According to US Trade Representative Jamieson Greer, a deal to provide tariff relief remains distant until India further reduces its reliance on discounted Russian crude.
In a Fox Business interview on Tuesday, Greer acknowledged that New Delhi has "made a lot of progress" in curbing its intake of Russian crude. However, he noted that completely weaning off these supplies is challenging for India because "they like the discount that you get from Russian oil."
This dynamic is the central sticking point in ongoing trade negotiations. The 50% tariff, imposed by President Donald Trump last year, was a direct response to the view that India's oil purchases were helping to finance Russia's war effort in Ukraine.
"I am in frequent contact with my counterpart in India. I have a great working relationship with him, but they still have a ways to go on this point," Greer said, signaling that current efforts are insufficient.
Analysts project that discounted Russian crude will continue to represent a significant portion of India's oil imports, a trend that could persist well into 2026.
While talks with the U.S. have stalled, India has successfully finalized a long-awaited free-trade agreement with the European Union. The pact, which was two decades in the making, is widely seen as a strategic move to counter aggressive American trade policies.
Greer commented on the new agreement, stating that India appears to be the clear winner.
"I think India comes out on top on this. Frankly, they have more market access into Europe. It sounds like they have some additional immigration rights," he said Tuesday.
He added that India is positioned for a "heyday" with the deal, leveraging its low-cost labor. Greer contrasted the EU's approach with Washington's, noting, "it looks like the EU is doubling down on globalization when we're trying to fix some of the problems with globalization here in the US."
The Japanese yen surged to the 152 level against the U.S. dollar on Tuesday, reaching its strongest point since November 7. The move was driven by comments from Japan's finance minister that fueled speculation of a potential joint currency intervention with the United States.
Speaking to reporters after a virtual meeting of G7 finance ministers, Japanese Finance Minister Satsuki Katayama stated, "We will take appropriate action as necessary in close cooperation with U.S. authorities."
This statement was interpreted by traders as a signal that officials in both countries might be preparing to step in to support the yen and prevent it from weakening further.
Adding to the speculation were reports from the previous week that the Federal Reserve had conducted a "rate check"—a practice often seen as a preliminary step before a foreign exchange intervention. However, when asked about these checks on Monday, Japan's top currency diplomat, Atsushi Mimura, said he had "no intention of answering."
The view from the White House presented a different perspective. When asked if he was concerned about a weakening dollar, U.S. President Donald Trump told reporters in Iowa, "No, I think it's great." He added that he wanted the dollar "to seek its own level, which is the fair thing to do."
The yen's advance comes amid a period of broad weakness for the U.S. dollar.
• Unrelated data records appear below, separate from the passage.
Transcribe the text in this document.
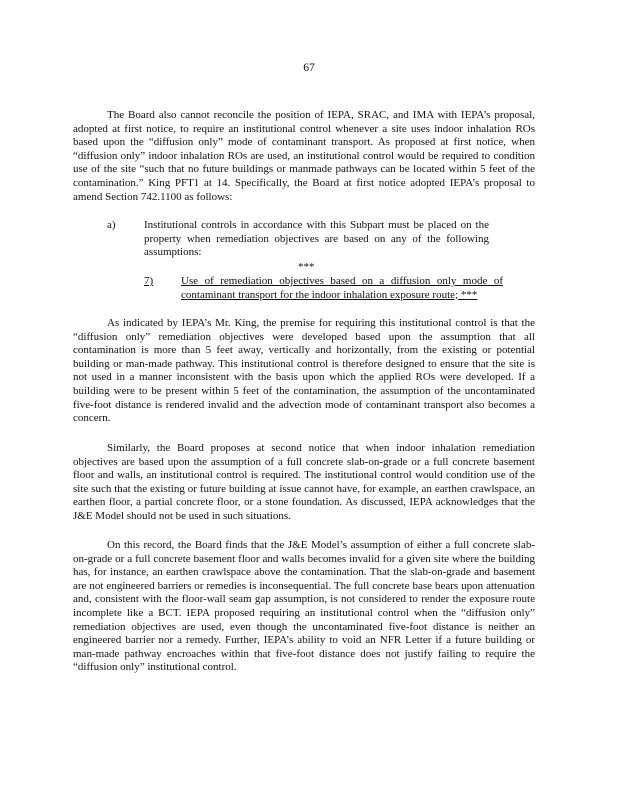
67

The Board also cannot reconcile the position of IEPA, SRAC, and IMA with IEPA’s proposal, adopted at first notice, to require an institutional control whenever a site uses indoor inhalation ROs based upon the “diffusion only” mode of contaminant transport. As proposed at first notice, when “diffusion only” indoor inhalation ROs are used, an institutional control would be required to condition use of the site “such that no future buildings or manmade pathways can be located within 5 feet of the contamination.” King PFT1 at 14. Specifically, the Board at first notice adopted IEPA’s proposal to amend Section 742.1100 as follows:

a)	Institutional controls in accordance with this Subpart must be placed on the property when remediation objectives are based on any of the following assumptions:
***
7)	Use of remediation objectives based on a diffusion only mode of contaminant transport for the indoor inhalation exposure route; ***

As indicated by IEPA’s Mr. King, the premise for requiring this institutional control is that the “diffusion only” remediation objectives were developed based upon the assumption that all contamination is more than 5 feet away, vertically and horizontally, from the existing or potential building or man-made pathway. This institutional control is therefore designed to ensure that the site is not used in a manner inconsistent with the basis upon which the applied ROs were developed. If a building were to be present within 5 feet of the contamination, the assumption of the uncontaminated five-foot distance is rendered invalid and the advection mode of contaminant transport also becomes a concern.

Similarly, the Board proposes at second notice that when indoor inhalation remediation objectives are based upon the assumption of a full concrete slab-on-grade or a full concrete basement floor and walls, an institutional control is required. The institutional control would condition use of the site such that the existing or future building at issue cannot have, for example, an earthen crawlspace, an earthen floor, a partial concrete floor, or a stone foundation. As discussed, IEPA acknowledges that the J&E Model should not be used in such situations.

On this record, the Board finds that the J&E Model’s assumption of either a full concrete slab-on-grade or a full concrete basement floor and walls becomes invalid for a given site where the building has, for instance, an earthen crawlspace above the contamination. That the slab-on-grade and basement are not engineered barriers or remedies is inconsequential. The full concrete base bears upon attenuation and, consistent with the floor-wall seam gap assumption, is not considered to render the exposure route incomplete like a BCT. IEPA proposed requiring an institutional control when the “diffusion only” remediation objectives are used, even though the uncontaminated five-foot distance is neither an engineered barrier nor a remedy. Further, IEPA’s ability to void an NFR Letter if a future building or man-made pathway encroaches within that five-foot distance does not justify failing to require the “diffusion only” institutional control.
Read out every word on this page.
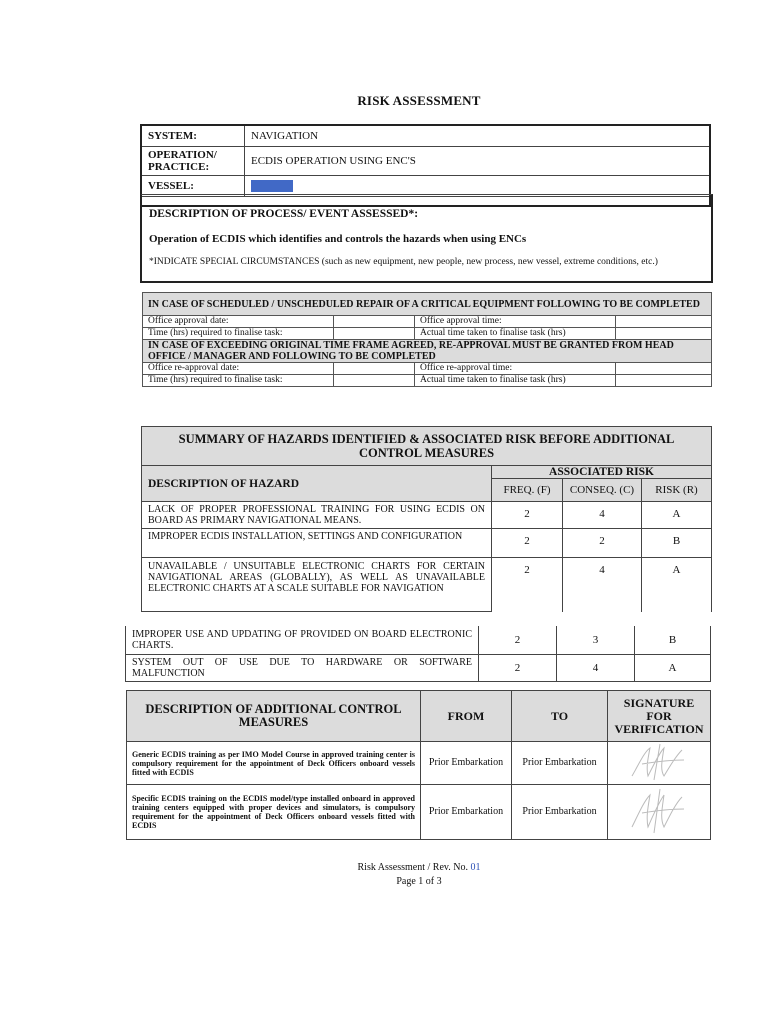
RISK ASSESSMENT
SYSTEM:	NAVIGATION
OPERATION/ PRACTICE:	ECDIS OPERATION USING ENC'S
VESSEL:	

DESCRIPTION OF PROCESS/ EVENT ASSESSED*:
Operation of ECDIS which identifies and controls the hazards when using ENCs
*INDICATE SPECIAL CIRCUMSTANCES (such as new equipment, new people, new process, new vessel, extreme conditions, etc.)
IN CASE OF SCHEDULED / UNSCHEDULED REPAIR OF A CRITICAL EQUIPMENT FOLLOWING TO BE COMPLETED			
Office approval date:		Office approval time:	
Time (hrs) required to finalise task:		Actual time taken to finalise task (hrs)	
IN CASE OF EXCEEDING ORIGINAL TIME FRAME AGREED, RE-APPROVAL MUST BE GRANTED FROM HEAD OFFICE / MANAGER AND FOLLOWING TO BE COMPLETED			
Office re-approval date:		Office re-approval time:	
Time (hrs) required to finalise task:		Actual time taken to finalise task (hrs)	
SUMMARY OF HAZARDS IDENTIFIED & ASSOCIATED RISK BEFORE ADDITIONAL CONTROL MEASURES			
DESCRIPTION OF HAZARD	ASSOCIATED RISK		
	FREQ. (F)	CONSEQ. (C)	RISK (R)
LACK OF PROPER PROFESSIONAL TRAINING FOR USING ECDIS ON BOARD AS PRIMARY NAVIGATIONAL MEANS.	2	4	A
IMPROPER ECDIS INSTALLATION, SETTINGS AND CONFIGURATION	2	2	B
UNAVAILABLE / UNSUITABLE ELECTRONIC CHARTS FOR CERTAIN NAVIGATIONAL AREAS (GLOBALLY), AS WELL AS UNAVAILABLE ELECTRONIC CHARTS AT A SCALE SUITABLE FOR NAVIGATION	2	4	A
IMPROPER USE AND UPDATING OF PROVIDED ON BOARD ELECTRONIC CHARTS.	2	3	B
SYSTEM OUT OF USE DUE TO HARDWARE OR SOFTWARE MALFUNCTION	2	4	A
DESCRIPTION OF ADDITIONAL CONTROL MEASURES	FROM	TO	SIGNATURE FOR VERIFICATION
Generic ECDIS training as per IMO Model Course in approved training center is compulsory requirement for the appointment of Deck Officers onboard vessels fitted with ECDIS	Prior Embarkation	Prior Embarkation	
Specific ECDIS training on the ECDIS model/type installed onboard in approved training centers equipped with proper devices and simulators, is compulsory requirement for the appointment of Deck Officers onboard vessels fitted with ECDIS	Prior Embarkation	Prior Embarkation	
Risk Assessment / Rev. No. 01
Page 1 of 3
The dollar index, which measures its value against a basket of other currencies, has fallen to its lowest level since February 2022.
Several factors have contributed to the dollar's decline, including:
• The Trump administration's stated desire for the Federal Reserve to lower interest rates.
• Ongoing geopolitical risks.
• Friction related to trade tariffs.
The sentiment against the dollar is also reflected in market positioning. According to a January Bank of America survey of approximately 200 fund managers, the most crowded trades were being long gold, buying tech stocks, and shorting the U.S. dollar.